"I am glad to die for my country"
When she grew up, in the 19th century, it was not expected that a girl who liked to paint flowers, play tennis and dance would die before a German firing squad.
Before World War One, Edith Cavell helped her mother, a vicar's wife, to visit the ill, and she taught children. Falling in love with a man who told her that marriage didn't suit him, she decided, after the salutary shock, to become a nurse.
During her professional training at Royal London Hospital, Edith was often in trouble for tardiness, but she was a brilliant nurse.

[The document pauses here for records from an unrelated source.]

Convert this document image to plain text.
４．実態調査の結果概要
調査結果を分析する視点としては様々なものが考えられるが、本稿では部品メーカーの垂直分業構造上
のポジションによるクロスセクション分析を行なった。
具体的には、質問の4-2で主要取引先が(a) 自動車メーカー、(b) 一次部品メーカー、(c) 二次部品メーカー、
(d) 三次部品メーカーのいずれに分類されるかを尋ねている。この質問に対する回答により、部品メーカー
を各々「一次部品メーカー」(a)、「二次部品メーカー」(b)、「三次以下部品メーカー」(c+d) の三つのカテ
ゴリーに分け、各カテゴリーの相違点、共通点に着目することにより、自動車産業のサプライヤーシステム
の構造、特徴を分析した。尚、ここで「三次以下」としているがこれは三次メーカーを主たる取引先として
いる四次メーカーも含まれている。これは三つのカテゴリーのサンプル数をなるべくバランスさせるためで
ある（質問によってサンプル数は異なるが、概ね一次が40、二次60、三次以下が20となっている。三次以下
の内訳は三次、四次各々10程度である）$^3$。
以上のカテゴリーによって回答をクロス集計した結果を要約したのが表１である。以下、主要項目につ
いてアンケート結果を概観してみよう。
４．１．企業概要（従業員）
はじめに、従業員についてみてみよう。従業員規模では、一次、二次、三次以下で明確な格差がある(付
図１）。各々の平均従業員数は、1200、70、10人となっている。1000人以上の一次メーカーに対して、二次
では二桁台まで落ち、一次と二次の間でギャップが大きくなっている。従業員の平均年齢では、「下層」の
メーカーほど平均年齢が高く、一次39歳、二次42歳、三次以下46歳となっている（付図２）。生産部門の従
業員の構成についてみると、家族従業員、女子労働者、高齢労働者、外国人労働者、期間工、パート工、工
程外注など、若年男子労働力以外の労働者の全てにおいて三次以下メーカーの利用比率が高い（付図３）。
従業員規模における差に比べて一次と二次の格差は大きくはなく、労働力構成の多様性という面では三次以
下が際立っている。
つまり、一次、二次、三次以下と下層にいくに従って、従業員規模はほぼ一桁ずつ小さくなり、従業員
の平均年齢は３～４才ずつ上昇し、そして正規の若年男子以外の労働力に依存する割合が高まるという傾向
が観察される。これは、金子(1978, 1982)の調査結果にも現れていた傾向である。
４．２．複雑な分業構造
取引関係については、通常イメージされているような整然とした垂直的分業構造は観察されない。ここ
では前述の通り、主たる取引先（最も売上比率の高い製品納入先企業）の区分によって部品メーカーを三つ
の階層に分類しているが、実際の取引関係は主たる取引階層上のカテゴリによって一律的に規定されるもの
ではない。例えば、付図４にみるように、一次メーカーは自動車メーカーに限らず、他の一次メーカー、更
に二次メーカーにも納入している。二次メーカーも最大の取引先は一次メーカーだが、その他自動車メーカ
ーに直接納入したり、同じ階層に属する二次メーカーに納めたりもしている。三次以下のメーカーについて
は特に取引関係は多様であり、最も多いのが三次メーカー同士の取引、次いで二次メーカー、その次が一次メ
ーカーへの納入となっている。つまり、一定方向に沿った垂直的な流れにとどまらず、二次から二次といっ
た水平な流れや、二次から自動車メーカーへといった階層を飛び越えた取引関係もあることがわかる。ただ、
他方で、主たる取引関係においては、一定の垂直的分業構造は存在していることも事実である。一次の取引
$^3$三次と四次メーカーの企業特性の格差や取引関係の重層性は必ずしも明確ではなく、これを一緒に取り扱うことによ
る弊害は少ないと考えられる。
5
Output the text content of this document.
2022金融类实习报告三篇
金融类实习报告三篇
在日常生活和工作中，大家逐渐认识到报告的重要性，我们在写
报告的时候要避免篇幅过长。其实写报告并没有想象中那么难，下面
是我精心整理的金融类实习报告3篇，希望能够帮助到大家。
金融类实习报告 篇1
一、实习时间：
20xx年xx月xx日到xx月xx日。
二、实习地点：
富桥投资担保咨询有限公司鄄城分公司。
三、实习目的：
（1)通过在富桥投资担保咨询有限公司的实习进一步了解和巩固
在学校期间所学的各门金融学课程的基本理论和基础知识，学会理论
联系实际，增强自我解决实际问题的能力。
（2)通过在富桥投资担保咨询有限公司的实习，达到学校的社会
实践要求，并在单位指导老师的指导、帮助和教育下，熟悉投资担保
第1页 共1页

She saved hundreds of patients in a typhoid epidemic, and was invited to Belgium to help set up nursing schools.
In Belgium she pioneered the importance of follow-up care, and through her school provided trained nurses for three hospitals, 24 communal schools, and 13 kindergartens. Her students thought the world of her.
Into the War Zone and risking her life
She was on vacation at home in Norfolk in August, 1914, when she learned that Germany had invaded Belgium. Without a thought for herself, she caught the train to London and a boat across the Channel, heading straight into the war zone. Arriving she organized her nursing students. They worked in a Red Cross Hospital where every wounded soldier received attention and care no matter what his nationality. They saved German as well as British lives. When Brussels fell and British troops retreated, Edith remained.
Two British soldiers found their way to her, and Edith sheltered them then helped them escape to the neutral Netherlands. Other Allied soldiers came to her for help.
Philippe Baucq, an architect in his mid-30s, organized guides who led the Brits to safety. They helped two hundred soldiers to escape.
Edith knew the risk she took in harbouring them. "Had I not helped", she said later, "they would have been shot".
Arrested by the Germans
Someone betrayed them. The Germans arrested Edith and interrogated her. She remained calm, and silent.
The Germans told her that other members of the team had confessed. Believing them, she honestly told them what she had done. For her, the protection and smuggling out of hunted men was the moral equivalent of caring for the sick and wounded.
The Germans sentenced her to death by firing squad. The American and Spanish ambassadors to Belgium made frantic efforts to save her, but the Germans refused to alter their decision.
Dressed in his German uniform, Le Seur, a chaplain, visited her on October 11th, the day before she was to die. Her cell was filled with roses sent by her students.
LeSeur offered to find the Rev. Gahan, the local Anglican clergyman, and ask him to bring her Holy Communion. At eight o'clock in the evening, the Rev. Gahan, an Irishman, arrived. LeSeur explained to him that Edith was to be shot, and Gahan collapsed. Recovering, he went to the prison.
Gahan later told LeSeur that just before she received Holy Communion Edith said, "Patriotism is not enough. I must have no hatred or bitterness toward anyone."
These were not her last words.
Her last words
On the morning of October 12th, 1915, Edith Cavell and the architect Philippe Baucq were led from their cells to the yard where the firing squads waited. Le Seur, the German chaplain, was with her. He took her hand and said, "The Grace of our Lord Jesus Christ and the love of God and the Communion of the Holy Ghost be with you for ever."
Pressing his hand in return, Edith said, "Ask Mr. Gahan to tell my loved ones that my soul, as I believe, is safe, and that I am glad to die for my country."
Le Seur walked with her the few steps to the pole, where she was loosely bound. A bandage was put over her eyes. Sixteen soldiers at a distance of six paces shot her. Later, the soldier who covered her eyes told Le Seur they were full of tears.
In the silence of her tears, I can only add, she died believing in freedom and the Golden Rule.